Jajouka is a small village built on a hill in northern Morocco. 300 people live there. There's no running water -- and electricity was only recently introduced. The village's main claim to fame is the local music band. It's called the "Master Musicians of Jajouka." The group has been around for hundreds of years -- achieving notoriety well beyond its home village. But this Moroccan institution almost stopped playing in recent years. It's current leader is trying to keep the band going. Ursula Lindsey visited the village of Jajouka and sent us this report.
The Master Musicians of Jajouka play traditional Moroccan instruments. One is the ghaita. That's an oboe that produces a shrill, electrifying sound.
Jajouka musicians also play flutes, drums, and a three-stringed lute called a guembri.
Musicians of Jajouka have been playing for centuries. There used to be as many as fifty musicians in the group. The whole village would gather to hear them play as part of a healing and fertility ritual.
Today, only ten musicians are left. Their leader is Bachir Attar. He lived and worked for years in Paris and New York. Now he's back in Morocco. Attar comes off as a Western rock star with his wild and curly hair, his Converse sneakers and his lazy drawl. But Bachir's heart has always been here, in Jajouka. Bashir sits on the porch of his house. His fellow musicians have just killed a goat that they'll eat later. Guests are served endless cups of sugary tea.
Jajouka used to play for the sultans of Morocco. Then in the 1950's, they became the house band in a nightclub in Tangiers. That's where they were "discovered" by members of the Beat Generation, such as writer Paul Bowles and painter Brian Gysin. Soon, counterculture icons like Timothy Leary and William Burroughs were heading to Jajouka.
Bachir wasn't yet five years old when one of the original members of the Rolling Stones hiked up the dirt path to the village.
Bachir: "The first musician who comes here is Brian Jones, then he died. He comes in '68, then he goes. He was fired from the Stones, or something. I was a child at that time. I remember him with his long hair and shaking his head with the music. He was excited, like very, very happy."
Jones died a month after he visited Jajouka. But the Rolling Stones posthumously released his album, "Brian Jones Presents the Pipes of Pan at Jajouka."

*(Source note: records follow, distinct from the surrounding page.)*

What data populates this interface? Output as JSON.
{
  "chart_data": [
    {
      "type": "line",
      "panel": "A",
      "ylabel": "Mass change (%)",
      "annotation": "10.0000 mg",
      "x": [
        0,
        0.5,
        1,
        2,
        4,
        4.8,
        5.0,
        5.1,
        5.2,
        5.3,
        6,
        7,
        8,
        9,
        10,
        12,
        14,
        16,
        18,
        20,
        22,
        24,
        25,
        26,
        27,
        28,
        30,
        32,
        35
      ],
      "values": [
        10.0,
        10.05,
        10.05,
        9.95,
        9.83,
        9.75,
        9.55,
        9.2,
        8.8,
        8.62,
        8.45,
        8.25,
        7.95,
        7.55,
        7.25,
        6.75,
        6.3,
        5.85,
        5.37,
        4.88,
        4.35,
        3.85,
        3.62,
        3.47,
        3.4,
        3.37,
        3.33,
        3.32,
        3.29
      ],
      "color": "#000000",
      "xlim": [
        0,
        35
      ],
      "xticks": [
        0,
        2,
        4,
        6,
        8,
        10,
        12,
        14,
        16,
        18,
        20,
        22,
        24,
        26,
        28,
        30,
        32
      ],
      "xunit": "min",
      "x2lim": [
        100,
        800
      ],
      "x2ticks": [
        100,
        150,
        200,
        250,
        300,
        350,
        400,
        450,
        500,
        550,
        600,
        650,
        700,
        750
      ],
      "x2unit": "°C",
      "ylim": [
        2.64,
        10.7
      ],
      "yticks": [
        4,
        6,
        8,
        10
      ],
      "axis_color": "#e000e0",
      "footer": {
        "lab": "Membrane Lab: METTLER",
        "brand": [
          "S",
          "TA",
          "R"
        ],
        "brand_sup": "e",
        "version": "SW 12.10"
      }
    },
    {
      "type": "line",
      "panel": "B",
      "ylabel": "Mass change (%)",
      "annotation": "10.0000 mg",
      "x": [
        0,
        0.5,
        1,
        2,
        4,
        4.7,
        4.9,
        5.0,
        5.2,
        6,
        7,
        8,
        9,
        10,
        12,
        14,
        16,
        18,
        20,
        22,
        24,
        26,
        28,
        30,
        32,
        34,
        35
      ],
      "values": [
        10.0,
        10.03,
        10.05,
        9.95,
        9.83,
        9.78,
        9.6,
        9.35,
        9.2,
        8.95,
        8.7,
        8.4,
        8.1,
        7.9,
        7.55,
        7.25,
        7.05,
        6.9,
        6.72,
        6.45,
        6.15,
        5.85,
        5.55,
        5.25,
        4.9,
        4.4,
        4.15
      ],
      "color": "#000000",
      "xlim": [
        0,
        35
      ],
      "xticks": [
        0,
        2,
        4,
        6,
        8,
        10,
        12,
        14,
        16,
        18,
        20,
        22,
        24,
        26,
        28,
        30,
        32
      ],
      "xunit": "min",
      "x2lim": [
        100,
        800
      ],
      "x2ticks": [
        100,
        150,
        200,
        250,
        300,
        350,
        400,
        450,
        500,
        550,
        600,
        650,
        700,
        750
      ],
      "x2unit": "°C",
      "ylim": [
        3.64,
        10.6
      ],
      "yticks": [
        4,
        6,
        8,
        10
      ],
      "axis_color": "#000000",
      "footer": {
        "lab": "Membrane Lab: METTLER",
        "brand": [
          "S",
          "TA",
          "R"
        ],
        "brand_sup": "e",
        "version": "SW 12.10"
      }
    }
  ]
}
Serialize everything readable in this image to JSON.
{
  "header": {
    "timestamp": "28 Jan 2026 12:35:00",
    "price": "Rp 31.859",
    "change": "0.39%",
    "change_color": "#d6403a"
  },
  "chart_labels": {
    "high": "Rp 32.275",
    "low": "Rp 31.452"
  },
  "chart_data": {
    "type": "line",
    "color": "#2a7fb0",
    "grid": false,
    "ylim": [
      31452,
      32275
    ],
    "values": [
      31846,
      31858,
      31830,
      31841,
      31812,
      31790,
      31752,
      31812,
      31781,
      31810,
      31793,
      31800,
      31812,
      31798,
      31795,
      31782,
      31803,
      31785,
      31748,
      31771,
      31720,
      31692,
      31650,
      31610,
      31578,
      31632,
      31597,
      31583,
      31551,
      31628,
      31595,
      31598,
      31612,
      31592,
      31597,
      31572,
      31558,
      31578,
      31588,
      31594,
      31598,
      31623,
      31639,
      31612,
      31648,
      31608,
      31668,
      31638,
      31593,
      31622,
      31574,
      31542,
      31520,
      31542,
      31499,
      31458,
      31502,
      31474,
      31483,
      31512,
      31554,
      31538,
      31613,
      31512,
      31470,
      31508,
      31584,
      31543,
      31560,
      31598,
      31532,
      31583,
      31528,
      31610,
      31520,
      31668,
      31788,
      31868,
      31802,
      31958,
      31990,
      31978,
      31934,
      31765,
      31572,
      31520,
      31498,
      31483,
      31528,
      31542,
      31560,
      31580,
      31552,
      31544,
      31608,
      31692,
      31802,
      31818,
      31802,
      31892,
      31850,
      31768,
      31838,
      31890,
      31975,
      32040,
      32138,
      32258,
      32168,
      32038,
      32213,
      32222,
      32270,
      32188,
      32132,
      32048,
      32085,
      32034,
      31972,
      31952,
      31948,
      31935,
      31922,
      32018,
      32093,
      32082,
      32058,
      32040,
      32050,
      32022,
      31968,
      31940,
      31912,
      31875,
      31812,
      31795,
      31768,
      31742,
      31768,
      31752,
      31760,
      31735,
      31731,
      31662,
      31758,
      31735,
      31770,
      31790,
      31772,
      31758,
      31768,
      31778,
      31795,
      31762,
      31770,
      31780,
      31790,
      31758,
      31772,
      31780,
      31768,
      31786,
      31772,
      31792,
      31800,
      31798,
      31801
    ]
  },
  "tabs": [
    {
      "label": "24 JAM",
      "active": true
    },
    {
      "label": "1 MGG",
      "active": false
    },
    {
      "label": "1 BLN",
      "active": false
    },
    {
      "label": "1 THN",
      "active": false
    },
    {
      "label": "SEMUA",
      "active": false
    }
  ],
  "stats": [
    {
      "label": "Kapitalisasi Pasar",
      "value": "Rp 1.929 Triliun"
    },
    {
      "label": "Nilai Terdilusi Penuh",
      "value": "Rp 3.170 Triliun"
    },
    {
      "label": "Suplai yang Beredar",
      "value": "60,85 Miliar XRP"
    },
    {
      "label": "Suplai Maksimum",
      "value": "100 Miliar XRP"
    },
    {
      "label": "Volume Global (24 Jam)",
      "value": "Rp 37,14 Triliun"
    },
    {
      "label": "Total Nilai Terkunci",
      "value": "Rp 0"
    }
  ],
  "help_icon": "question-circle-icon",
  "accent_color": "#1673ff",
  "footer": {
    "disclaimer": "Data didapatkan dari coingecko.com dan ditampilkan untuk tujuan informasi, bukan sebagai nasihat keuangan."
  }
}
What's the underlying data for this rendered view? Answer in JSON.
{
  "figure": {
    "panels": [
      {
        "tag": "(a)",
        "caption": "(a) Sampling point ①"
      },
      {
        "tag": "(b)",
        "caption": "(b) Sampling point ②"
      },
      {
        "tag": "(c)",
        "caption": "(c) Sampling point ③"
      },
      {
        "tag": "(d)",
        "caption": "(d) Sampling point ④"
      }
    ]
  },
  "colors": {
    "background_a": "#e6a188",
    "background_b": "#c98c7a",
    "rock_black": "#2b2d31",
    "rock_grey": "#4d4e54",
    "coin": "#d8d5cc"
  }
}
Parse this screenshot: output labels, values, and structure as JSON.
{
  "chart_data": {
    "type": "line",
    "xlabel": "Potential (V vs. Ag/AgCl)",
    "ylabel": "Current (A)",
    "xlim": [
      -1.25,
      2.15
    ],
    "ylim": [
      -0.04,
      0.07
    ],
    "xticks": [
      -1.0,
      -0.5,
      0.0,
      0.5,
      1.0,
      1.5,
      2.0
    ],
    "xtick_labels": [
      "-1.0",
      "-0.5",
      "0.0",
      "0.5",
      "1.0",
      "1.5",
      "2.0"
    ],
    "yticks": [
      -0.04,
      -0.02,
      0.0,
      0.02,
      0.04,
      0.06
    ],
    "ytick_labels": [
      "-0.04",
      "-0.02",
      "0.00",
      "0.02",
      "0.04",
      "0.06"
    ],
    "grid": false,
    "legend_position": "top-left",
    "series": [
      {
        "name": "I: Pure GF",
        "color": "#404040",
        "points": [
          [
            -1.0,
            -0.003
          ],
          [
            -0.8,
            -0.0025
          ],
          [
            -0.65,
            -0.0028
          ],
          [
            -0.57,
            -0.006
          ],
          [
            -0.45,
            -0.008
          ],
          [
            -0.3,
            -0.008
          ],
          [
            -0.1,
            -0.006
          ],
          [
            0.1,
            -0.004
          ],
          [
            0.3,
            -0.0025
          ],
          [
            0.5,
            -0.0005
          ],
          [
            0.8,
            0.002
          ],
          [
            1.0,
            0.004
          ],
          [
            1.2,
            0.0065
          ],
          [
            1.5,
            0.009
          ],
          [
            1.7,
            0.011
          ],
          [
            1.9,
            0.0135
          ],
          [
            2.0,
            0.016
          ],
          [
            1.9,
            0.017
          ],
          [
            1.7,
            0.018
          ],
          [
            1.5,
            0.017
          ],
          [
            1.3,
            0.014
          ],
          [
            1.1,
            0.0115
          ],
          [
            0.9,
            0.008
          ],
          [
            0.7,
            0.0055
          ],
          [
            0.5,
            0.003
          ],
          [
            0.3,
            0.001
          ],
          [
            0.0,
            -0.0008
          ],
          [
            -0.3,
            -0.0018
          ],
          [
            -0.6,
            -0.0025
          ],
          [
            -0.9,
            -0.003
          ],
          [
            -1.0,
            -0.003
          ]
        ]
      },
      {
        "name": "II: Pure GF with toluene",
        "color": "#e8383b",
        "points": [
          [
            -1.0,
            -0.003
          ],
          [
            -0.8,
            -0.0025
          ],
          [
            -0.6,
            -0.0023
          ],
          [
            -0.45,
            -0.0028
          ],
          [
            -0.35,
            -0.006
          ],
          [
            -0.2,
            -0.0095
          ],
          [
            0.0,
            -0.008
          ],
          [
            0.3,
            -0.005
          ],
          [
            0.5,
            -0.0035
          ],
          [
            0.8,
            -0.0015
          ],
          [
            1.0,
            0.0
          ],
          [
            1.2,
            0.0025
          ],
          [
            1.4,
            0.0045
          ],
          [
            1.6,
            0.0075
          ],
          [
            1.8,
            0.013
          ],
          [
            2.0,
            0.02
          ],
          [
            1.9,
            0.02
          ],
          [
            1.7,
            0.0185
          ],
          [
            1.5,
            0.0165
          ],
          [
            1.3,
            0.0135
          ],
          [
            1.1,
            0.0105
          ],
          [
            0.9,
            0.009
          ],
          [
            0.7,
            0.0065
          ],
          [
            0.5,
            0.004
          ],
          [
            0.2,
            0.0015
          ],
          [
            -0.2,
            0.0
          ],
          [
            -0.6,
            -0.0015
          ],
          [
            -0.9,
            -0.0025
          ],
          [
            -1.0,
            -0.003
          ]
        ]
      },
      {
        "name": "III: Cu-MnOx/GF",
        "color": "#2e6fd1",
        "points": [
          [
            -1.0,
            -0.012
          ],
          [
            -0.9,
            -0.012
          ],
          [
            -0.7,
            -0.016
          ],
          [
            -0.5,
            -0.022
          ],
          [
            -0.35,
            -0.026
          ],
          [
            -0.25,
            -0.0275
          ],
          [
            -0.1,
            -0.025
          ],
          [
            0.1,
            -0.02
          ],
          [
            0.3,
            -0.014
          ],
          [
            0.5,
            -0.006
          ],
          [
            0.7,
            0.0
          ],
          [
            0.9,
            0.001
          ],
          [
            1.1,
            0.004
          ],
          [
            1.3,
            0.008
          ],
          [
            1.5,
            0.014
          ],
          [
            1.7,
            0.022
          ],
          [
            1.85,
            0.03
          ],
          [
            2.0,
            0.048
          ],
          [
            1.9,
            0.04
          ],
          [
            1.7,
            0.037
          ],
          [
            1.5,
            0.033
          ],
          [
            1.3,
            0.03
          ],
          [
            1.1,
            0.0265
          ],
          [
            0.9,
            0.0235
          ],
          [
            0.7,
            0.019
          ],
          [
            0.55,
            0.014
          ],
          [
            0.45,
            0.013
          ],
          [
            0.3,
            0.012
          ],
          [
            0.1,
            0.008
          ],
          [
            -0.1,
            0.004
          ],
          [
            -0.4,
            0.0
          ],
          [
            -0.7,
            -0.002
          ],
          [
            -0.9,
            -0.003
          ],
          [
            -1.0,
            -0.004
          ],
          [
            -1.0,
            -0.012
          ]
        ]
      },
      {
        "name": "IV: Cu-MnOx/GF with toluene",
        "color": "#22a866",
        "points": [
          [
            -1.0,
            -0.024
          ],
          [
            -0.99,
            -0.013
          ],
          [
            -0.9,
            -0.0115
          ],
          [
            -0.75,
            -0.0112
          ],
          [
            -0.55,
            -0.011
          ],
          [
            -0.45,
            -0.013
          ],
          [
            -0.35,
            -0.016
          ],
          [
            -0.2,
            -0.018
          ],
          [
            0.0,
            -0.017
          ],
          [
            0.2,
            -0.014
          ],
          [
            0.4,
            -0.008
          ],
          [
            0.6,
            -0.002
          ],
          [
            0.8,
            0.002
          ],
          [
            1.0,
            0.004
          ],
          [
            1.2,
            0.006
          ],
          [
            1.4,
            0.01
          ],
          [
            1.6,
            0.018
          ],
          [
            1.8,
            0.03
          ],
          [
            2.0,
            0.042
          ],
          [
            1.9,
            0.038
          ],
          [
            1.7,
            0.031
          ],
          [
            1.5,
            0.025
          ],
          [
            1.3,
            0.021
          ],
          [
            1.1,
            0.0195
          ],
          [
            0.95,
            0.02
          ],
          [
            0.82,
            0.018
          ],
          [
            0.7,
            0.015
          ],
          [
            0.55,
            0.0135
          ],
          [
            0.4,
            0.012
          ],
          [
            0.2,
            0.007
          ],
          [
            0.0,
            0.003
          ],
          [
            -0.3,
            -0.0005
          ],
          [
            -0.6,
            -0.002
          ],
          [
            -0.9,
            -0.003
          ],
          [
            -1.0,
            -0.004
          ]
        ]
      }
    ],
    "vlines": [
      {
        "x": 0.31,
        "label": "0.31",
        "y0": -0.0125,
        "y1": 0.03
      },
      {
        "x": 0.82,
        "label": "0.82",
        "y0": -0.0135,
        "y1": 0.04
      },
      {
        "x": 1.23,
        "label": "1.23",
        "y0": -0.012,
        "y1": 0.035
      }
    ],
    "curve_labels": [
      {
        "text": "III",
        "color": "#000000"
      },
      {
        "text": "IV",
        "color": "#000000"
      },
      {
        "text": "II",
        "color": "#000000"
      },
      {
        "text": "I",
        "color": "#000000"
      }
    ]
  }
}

Jajouka reunited with the Rolling Stones in 1989. The band played on the song "Continental Drift."
Bachir and Jajouka have collaborated with other Western musicians, including jazz saxophonist Ornette Coleman. At his home in Jajouka, Bashir points to some photos of his famous friends.
Bachir: "This is with Steven Tyler. This one with Mick Jagger in Tangiers. This is with Timothy Leary."
But almost no one in Morocco knows about Jajouka. Their CD's are impossible to find here, and the band's future is uncertain. Children in the village would rather emigrate or go to college than be poorly paid professional musicians. Bachir says his current middle-aged group is probably Jajouka's "last generation" of musicians.
Bachir: "Life has changed. Forty years ago and now is not the same. Because now the kids they grow up, they go to school. When they grow up little bit, they want to grow up to be teachers, to have cars. When they grow up they see it's difficult for them. Not like me, I wasn't look for a job."
These days, Bachir's job is to keep the spirit of Jajouka alive. As the sun sets, Bachir's guests and musicians start to jam. At first everyone's happy to tap on glasses and table-tops. Eventually proper instruments appear.
Hours later, the moon is high in the sky. The musicians break for a late night meal of roast meat. Then, they resume their music making. The pipes of Jajouka will go on till dawn.
For the World, I'm Ursula Lindsey, in Jajouka, Morocco.